– Ладно, – решила она, – если боишься, что диванчик развалится, лягу в кресле. Если согнусь, то… помещусь. Потерплю.
Он поморщился:
– Ладно, ложись на диване. Только…
– И не подумаю, – прервала она. – Спи спокойно. И пусть тебе Анечка снится и в эту ночь.
– Почему Анечка?
– Бедная девушка влюблена в тебя, – пояснила она.
Ночью проснулся, она рядом, ее голова лежит на его плече, обняла и даже согнутую в колене ногу закинула на живот… Прислушался к ее ровному дыханию: в самом деле спит, тихая и мирная, лицо счастливое, умиротворенное.

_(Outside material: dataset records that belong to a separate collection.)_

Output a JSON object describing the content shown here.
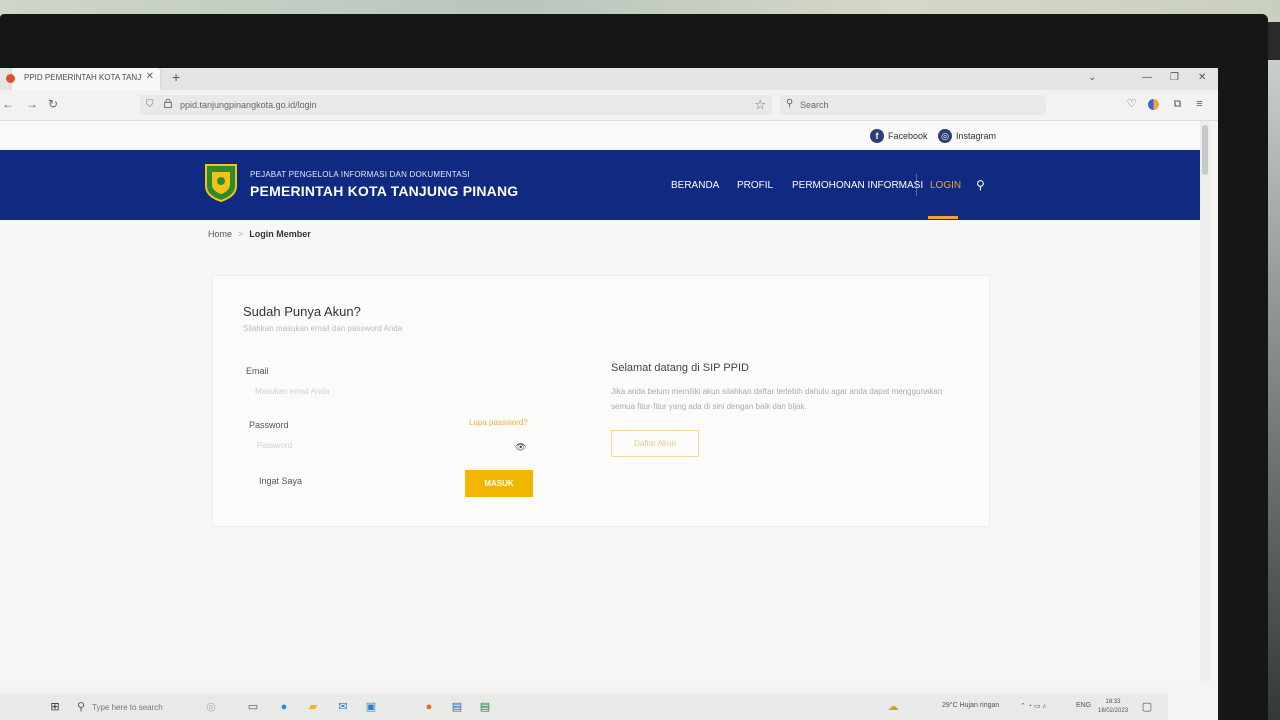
{
  "browser": {
    "tab_title": "PPID PEMERINTAH KOTA TANJUNG P",
    "tab_close": "✕",
    "new_tab": "+",
    "url": "ppid.tanjungpinangkota.go.id/login",
    "search_placeholder": "Search"
  },
  "social": {
    "facebook": "Facebook",
    "instagram": "Instagram"
  },
  "header": {
    "subtitle": "PEJABAT PENGELOLA INFORMASI DAN DOKUMENTASI",
    "title": "PEMERINTAH KOTA TANJUNG PINANG",
    "menu": {
      "beranda": "BERANDA",
      "profil": "PROFIL",
      "permohonan": "PERMOHONAN INFORMASI",
      "login": "LOGIN"
    },
    "accent_color": "#f3a51d",
    "bg_color": "#0f2a80"
  },
  "breadcrumb": {
    "home": "Home",
    "separator": ">",
    "current": "Login Member"
  },
  "login": {
    "title": "Sudah Punya Akun?",
    "subtitle": "Silahkan masukan email dan password Anda",
    "email_label": "Email",
    "email_placeholder": "Masukan email Anda",
    "password_label": "Password",
    "password_placeholder": "Password",
    "forgot": "Lupa password?",
    "remember": "Ingat Saya",
    "submit": "MASUK",
    "button_color": "#f2b600"
  },
  "welcome": {
    "title": "Selamat datang di SIP PPID",
    "text": "Jika anda belum memiliki akun silahkan daftar terlebih dahulu agar anda dapat menggunakan semua fitur-fitur yang ada di sini dengan baik dan bijak.",
    "register": "Daftar Akun"
  },
  "taskbar": {
    "search_placeholder": "Type here to search",
    "weather": "29°C  Hujan ringan",
    "lang": "ENG",
    "time": "18:33",
    "date": "16/02/2023"
  }
}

Первой мыслью было осторожно освободиться, кровать просторная, есть куда отползти, но ощутил, что абсолютно нет желания менять хоть что-то, хорошо и спокойно, странное ощущение, как будто всю жизнь недоставало чего-то, но не замечал, а сейчас вот пришло понимание, что да, жил без важной составляющей жизни.
Мысли начали путаться, появились отчетливые образы, как бывает при засыпании, когда сны уже видишь, но еще чувствуешь тело в постели, затем незаметно погрузился в нечто мягкое и ласковое, словно ребенок в ладони матери.
Снилось настолько приятное, что пытался удержать сон, а когда наконец начал ощущать себя в реальном мире, некоторое время казалось, что все еще там: ее коротко остриженная голова на его плече, только ко всему еще то ли он просунул под ее голову руку, то ли она тихохонько переместилась поудобнее, но теперь он как бы сам придерживает ее и обнимает, опустив по-хозяйски ладонь на плечо.
– Интересный у тебя диванчик, – проговорил он тихо.
Она дернулась, широко распахнула дивные глазища:
– Ой…
– Это я сказал «ой», – проговорил он насмешливо. – А ты сказала что-то другое?
– Да, – ответила она в недоумении, – как это ты меня перетащил, что я даже не проснулась?
– Не думаю, – ответил он, – что я тебя тащил. А ты не лунатик?
Она потрясла головой:
– Ты что?.. Нет, это как-то само… Я же заснула там, на диване…
– А ночью вставала пописать? – спросил он.
Она пробормотала:
– Возможно… Но я была полусонная, все на автомате.
– И на автомате легла сюда, – подытожил он с таким удовлетворением, словно решил сложную задачу. – Ну да, инстинктивные поведенческие реакции.
Она сказала опасливо:
– Ты очень злишься?
– Ничуть, – ответил он бодро. – Это же решала не ты, а твой встроенный механизм. Только сейчас не наглей, поняла?.. В данный момент уже соображаешь, где мы и что мы, на рефлексы не спишешь. Я побуду как бы целомудренным Иосифом.
– А… сколько?
– Что сколько?
– Пробудешь им сколько? – спросила она. – Давай целых семь секунд?
– Ты чего? – спросил он лениво. – Семь секунд – это же миг…
– Галактика Кукарача, – напомнила она, – за секунду преодолевает триста миллионов миль, а в микромире за секунду возникают и сгорают миры!.. Это ты говорил!
– Блин, – сказал он озадаченно, – я уже и забыл, что и где молол… А ты запомнила? Ну у тебя и память, как у дикаря… Опасный ты человек. Я чуть что: дядя Гугль, подскажи… Ишь ты, что значит девственный неразработанный мозг. Чистый, как свежевыпавший снег…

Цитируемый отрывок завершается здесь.